Contestada (concluindo a ré pela sua improcedência), prosseguiu a causa os legais trâmites e, realizado o julgamento, foi proferida sentença que julgou improcedente a acção e absolveu a ré do pedido.
Inconformado, pretendendo a revogação da sentença e sua substituição por decisão que julgue a acção procedente, apelou o autor, terminando as alegações formulando as seguintes conclusões:
1- Sempre com o devido respeito por opinião contrária, na modesta opinião do subscritor o Tribunal a quo apreciou a prova de forma errada e, em consequência disso, a decisão da matéria de facto deverá ser alterada, nos termos infra preconizados;
2- Como decorre da motivação do Tribunal recorrido, foi dada relevância ao depoimento de parte dos sócios-gerentes da ré, sem que tais depoimentos tivessem sido sustentados por outros meios de prova, o que acarreta a ilegalidade de tais depoimentos como meios de prova;
3- Pelos motivos acima aduzidos, que se dão aqui integralmente por reproduzidos, deve ser dada como provada a seguinte factualidade, com a redação que se sugere:
“1- Na negociação encetada para aquisição dos lotes de terreno o Autor foi auxiliado pelo representante da sociedade imobiliária “B..., Lda.”, BB.
2- O BB, na qualidade de representante da sociedade de mediação imobiliária “B..., Lda.”, e o Autor acordaram que caso aquele conseguisse baixar o preço dos três lotes de terreno para a quantia de €5.500.000,00 (cinco milhões e quinhentos mil euros), auferia uma comissão de €50.000,00, acrescida do respetivo IVA à taxa em vigor.
3- Foi no contexto e nas condições referidas nos itens anteriores que foi subscrito o contrato promessa de compra e venda datado de 10 de janeiro de 2019.”
4- No que concerne à matéria dada como provada, deve ser suprimido o segmento “Em maio de 2021” vertido no item 18 da matéria dada como provada passando tal quesito a ter a seguinte redação:
“18- Os sócios tiveram conhecimento que foram efetuados dois pagamentos à B..., Lda.: um no montante de €25.000,00, em 01 de agosto de 2019 e outro de €36.500,00, em 8 de novembro de 2019.”

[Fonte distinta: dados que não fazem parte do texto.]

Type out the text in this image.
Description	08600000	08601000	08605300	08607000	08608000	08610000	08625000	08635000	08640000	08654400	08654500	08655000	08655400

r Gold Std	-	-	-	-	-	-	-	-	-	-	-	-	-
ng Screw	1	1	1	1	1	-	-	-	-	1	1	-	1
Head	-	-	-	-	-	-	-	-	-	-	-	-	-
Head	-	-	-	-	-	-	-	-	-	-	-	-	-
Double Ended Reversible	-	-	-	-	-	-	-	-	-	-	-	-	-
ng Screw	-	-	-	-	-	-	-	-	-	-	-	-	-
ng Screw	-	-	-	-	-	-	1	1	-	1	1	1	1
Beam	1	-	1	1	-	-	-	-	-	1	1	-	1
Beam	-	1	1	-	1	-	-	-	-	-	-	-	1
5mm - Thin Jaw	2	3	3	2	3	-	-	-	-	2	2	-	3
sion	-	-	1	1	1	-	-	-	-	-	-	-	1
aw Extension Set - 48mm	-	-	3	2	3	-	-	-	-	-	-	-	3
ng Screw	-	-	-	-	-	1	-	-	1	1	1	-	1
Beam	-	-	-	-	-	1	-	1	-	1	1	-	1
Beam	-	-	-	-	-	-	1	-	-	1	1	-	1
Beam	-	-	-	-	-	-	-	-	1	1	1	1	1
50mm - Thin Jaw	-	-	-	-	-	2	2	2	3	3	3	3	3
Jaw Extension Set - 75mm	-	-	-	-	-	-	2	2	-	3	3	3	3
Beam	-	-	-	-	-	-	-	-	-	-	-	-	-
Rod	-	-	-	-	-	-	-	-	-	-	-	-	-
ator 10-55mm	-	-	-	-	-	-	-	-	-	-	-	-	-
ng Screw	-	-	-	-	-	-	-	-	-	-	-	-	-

5- O item 19 deve ser eliminado, uma vez que a prova de tal factualidade apenas se baseia nas declarações de parte dos legais representantes da Ré, as quais como não podem consubstanciar-se em mais nenhum outro meio de prova, designadamente do contabilista, necessariamente terá que ser dada como não provada.
6- Deve ser eliminada do item 22 a alusão ao número 18, uma vez que as despesas aludidas neste item, eram do conhecimento e foram autorizadas, na altura, pelo único sócio-gerente da Ré. Aliás, nesta parte, para fundamentar a sua motivação, o Tribunal a quo volta a basear-se ilegalmente nas informações prestadas pelo contabilista, quando isso lhe estava vedado por não ter sido quebrado o seu sigilo profissional.

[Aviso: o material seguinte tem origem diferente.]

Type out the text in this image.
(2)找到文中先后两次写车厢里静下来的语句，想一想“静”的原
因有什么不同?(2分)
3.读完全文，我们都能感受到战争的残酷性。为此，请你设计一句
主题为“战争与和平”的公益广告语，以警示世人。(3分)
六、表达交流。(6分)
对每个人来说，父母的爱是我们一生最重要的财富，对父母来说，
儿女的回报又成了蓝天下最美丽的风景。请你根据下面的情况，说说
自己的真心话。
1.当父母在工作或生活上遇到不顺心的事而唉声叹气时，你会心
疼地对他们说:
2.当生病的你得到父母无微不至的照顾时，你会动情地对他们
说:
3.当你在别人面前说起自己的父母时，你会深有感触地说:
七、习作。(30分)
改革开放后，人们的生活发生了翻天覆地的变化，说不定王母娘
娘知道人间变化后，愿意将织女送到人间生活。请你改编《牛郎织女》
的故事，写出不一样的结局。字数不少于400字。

7- Por fim, deve dar-se como provado, aditando-se um outro item a seguinte factualidade:
- As despesas referidas em 18 foram determinadas pelo A., com o conhecimento e anuência do legal representante da Ré (CC).
8- Alterando-se a matéria de facto dada como provada e não provada, nos termos supra aludidos, o Tribunal ad quem estará em condições de considerar procedente o pedido formulado pelo recorrente, declarando a anulação das deliberações tomadas na Assembleia-Geral Extraordinária de 16 de setembro de 2021.
9- No caso do Tribunal ad quem não comungar das alterações à matéria de facto dada como provada e não provada, o que se admite por mero dever de patrocínio, inexiste quaisquer dúvidas que o Autor, mesmo que se considere que não tinha autorização e agiu em nome próprio (mandato sem representação), não vinculando, assim, a sociedade, mesmo assim a decisão aqui sob escrutínio deveria ser diferente.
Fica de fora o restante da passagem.